In turn, the employer has to complement the physical reporting system with an intangible infrastructure of integrity and credibility: integrated policies regarding the receipt and settlement of reports, compliance trainings, clear independence and impartiality for the person designated to resolve on the alerts received, contractual amendments, coherent internal and external communication contributing to the building of confidence in the employer and employees thereof having common integrity interests and objectives.
“This is the reason for which we believe that the design of and the investment in the whistleblowing infrastructure depend to a significant amount on the profile of each individual company. To secure the collaboration of whistleblowers and work together for integrity, some companies need as little as a phone, a mailing address and GDPR compliance, whereas others cannot achieve it despite the technical performance of the reporting system and the implementation of the highest standards of corporate governance. We do not recommend a “one size fits all” solution” Adriana Gaspar added.

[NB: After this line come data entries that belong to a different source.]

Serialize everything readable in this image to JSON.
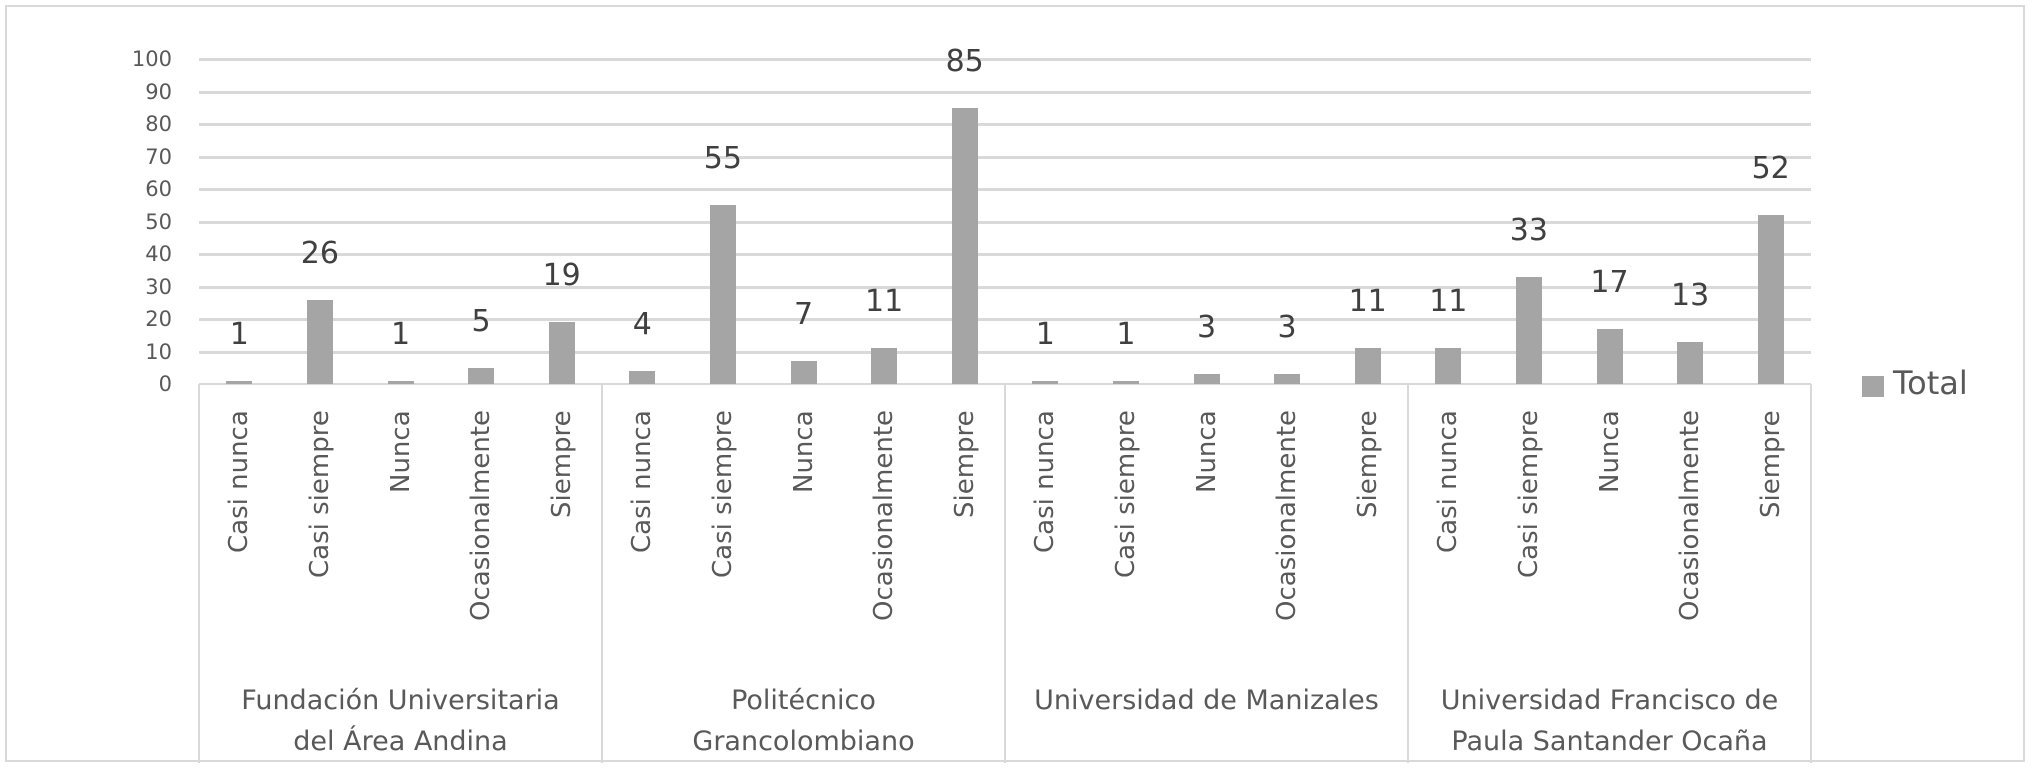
{
  "chart_data": {
    "type": "bar",
    "title": "",
    "xlabel": "",
    "ylabel": "",
    "ylim": [
      0,
      100
    ],
    "yticks": [
      0,
      10,
      20,
      30,
      40,
      50,
      60,
      70,
      80,
      90,
      100
    ],
    "grid": true,
    "legend_position": "right",
    "bar_color": "#a5a5a5",
    "gridline_color": "#d9d9d9",
    "groups": [
      {
        "name": "Fundación Universitaria del Área Andina",
        "name_lines": [
          "Fundación Universitaria",
          "del Área Andina"
        ],
        "categories": [
          "Casi nunca",
          "Casi siempre",
          "Nunca",
          "Ocasionalmente",
          "Siempre"
        ],
        "values": [
          1,
          26,
          1,
          5,
          19
        ]
      },
      {
        "name": "Politécnico Grancolombiano",
        "name_lines": [
          "Politécnico",
          "Grancolombiano"
        ],
        "categories": [
          "Casi nunca",
          "Casi siempre",
          "Nunca",
          "Ocasionalmente",
          "Siempre"
        ],
        "values": [
          4,
          55,
          7,
          11,
          85
        ]
      },
      {
        "name": "Universidad de Manizales",
        "name_lines": [
          "Universidad de Manizales"
        ],
        "categories": [
          "Casi nunca",
          "Casi siempre",
          "Nunca",
          "Ocasionalmente",
          "Siempre"
        ],
        "values": [
          1,
          1,
          3,
          3,
          11
        ]
      },
      {
        "name": "Universidad Francisco de Paula Santander Ocaña",
        "name_lines": [
          "Universidad Francisco de",
          "Paula Santander Ocaña"
        ],
        "categories": [
          "Casi nunca",
          "Casi siempre",
          "Nunca",
          "Ocasionalmente",
          "Siempre"
        ],
        "values": [
          11,
          33,
          17,
          13,
          52
        ]
      }
    ],
    "series": [
      {
        "name": "Total",
        "values": [
          1,
          26,
          1,
          5,
          19,
          4,
          55,
          7,
          11,
          85,
          1,
          1,
          3,
          3,
          11,
          11,
          33,
          17,
          13,
          52
        ]
      }
    ],
    "legend": [
      "Total"
    ]
  },
  "legend": {
    "label": "Total"
  }
}
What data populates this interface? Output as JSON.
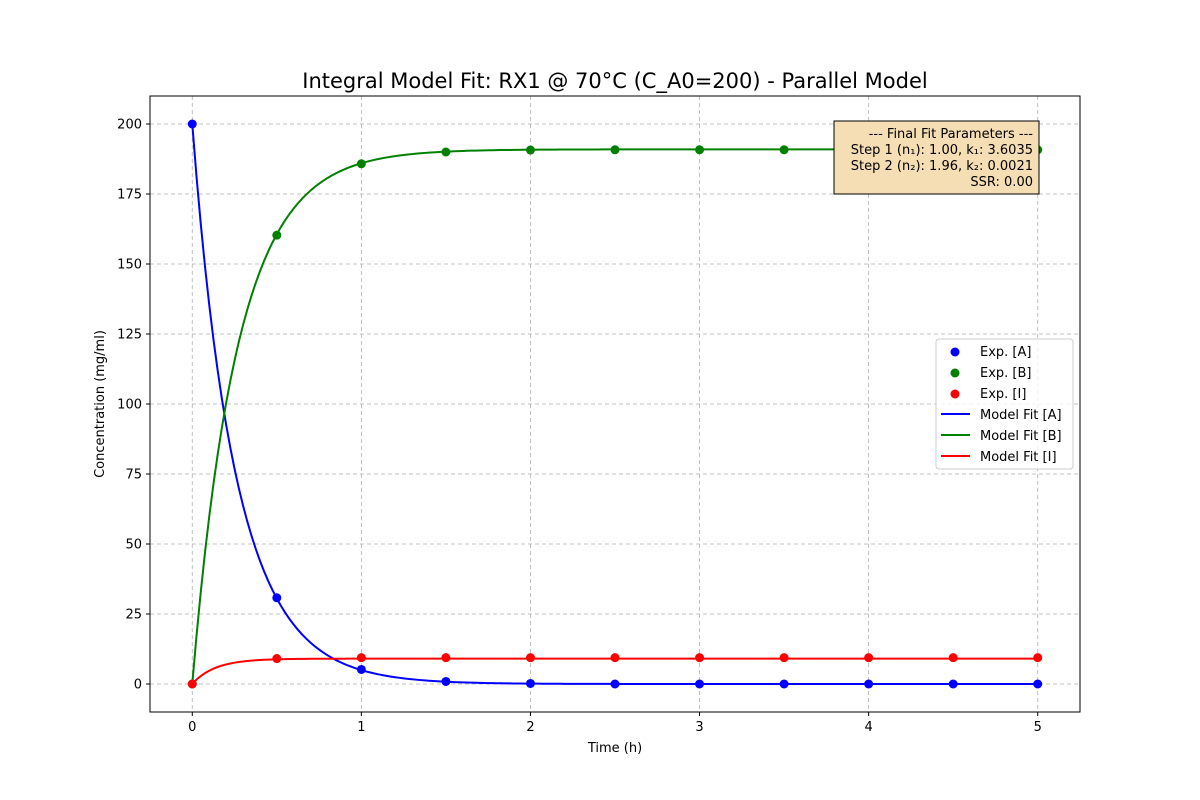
{
  "chart_data": {
    "type": "line",
    "title": "Integral Model Fit: RX1 @ 70°C (C_A0=200) - Parallel Model",
    "xlabel": "Time (h)",
    "ylabel": "Concentration (mg/ml)",
    "xlim": [
      -0.25,
      5.25
    ],
    "ylim": [
      -10,
      210
    ],
    "xticks": [
      "0",
      "1",
      "2",
      "3",
      "4",
      "5"
    ],
    "yticks": [
      "0",
      "25",
      "50",
      "75",
      "100",
      "125",
      "150",
      "175",
      "200"
    ],
    "grid": true,
    "legend_position": "center-right",
    "x": [
      0,
      0.5,
      1,
      1.5,
      2,
      2.5,
      3,
      3.5,
      4,
      4.5,
      5
    ],
    "experimental": [
      {
        "name": "Exp. [A]",
        "color": "#0000ff",
        "values": [
          200,
          30.8,
          5.2,
          0.9,
          0.2,
          0,
          0,
          0,
          0,
          0,
          0
        ]
      },
      {
        "name": "Exp. [B]",
        "color": "#008000",
        "values": [
          0,
          160.3,
          185.8,
          190,
          190.7,
          190.8,
          190.8,
          190.8,
          190.8,
          190.8,
          190.8
        ]
      },
      {
        "name": "Exp. [I]",
        "color": "#ff0000",
        "values": [
          0,
          9.1,
          9.4,
          9.4,
          9.4,
          9.4,
          9.4,
          9.4,
          9.4,
          9.4,
          9.4
        ]
      }
    ],
    "model": [
      {
        "name": "Model Fit [A]",
        "color": "#0000ff"
      },
      {
        "name": "Model Fit [B]",
        "color": "#008000"
      },
      {
        "name": "Model Fit [I]",
        "color": "#ff0000"
      }
    ],
    "model_params": {
      "C_A0": 200,
      "n1": 1.0,
      "k1": 3.6035,
      "n2": 1.96,
      "k2": 0.0021
    },
    "annotation": {
      "lines": [
        "--- Final Fit Parameters ---",
        "Step 1 (n₁): 1.00, k₁: 3.6035",
        "Step 2 (n₂): 1.96, k₂: 0.0021",
        "SSR: 0.00"
      ],
      "background": "#f5deb3"
    }
  }
}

The whistleblowers’ theme adds up in Romania too on the continuouslyevolving list of so –called “conformity aspects” which, increasingly, are systemically reshaping the organization and functioning of companies. To assist clients with their compliance efforts, NNDKP has set up Act for Ethics – a hub dedicated to business ethics and conformity and, at the same time, a space for information and debate which, at present, integrates the corporate governance, labour and data protection competencies required to assess compliance with the legislation (in-the-making) on the protection of persons reporting in the public interest.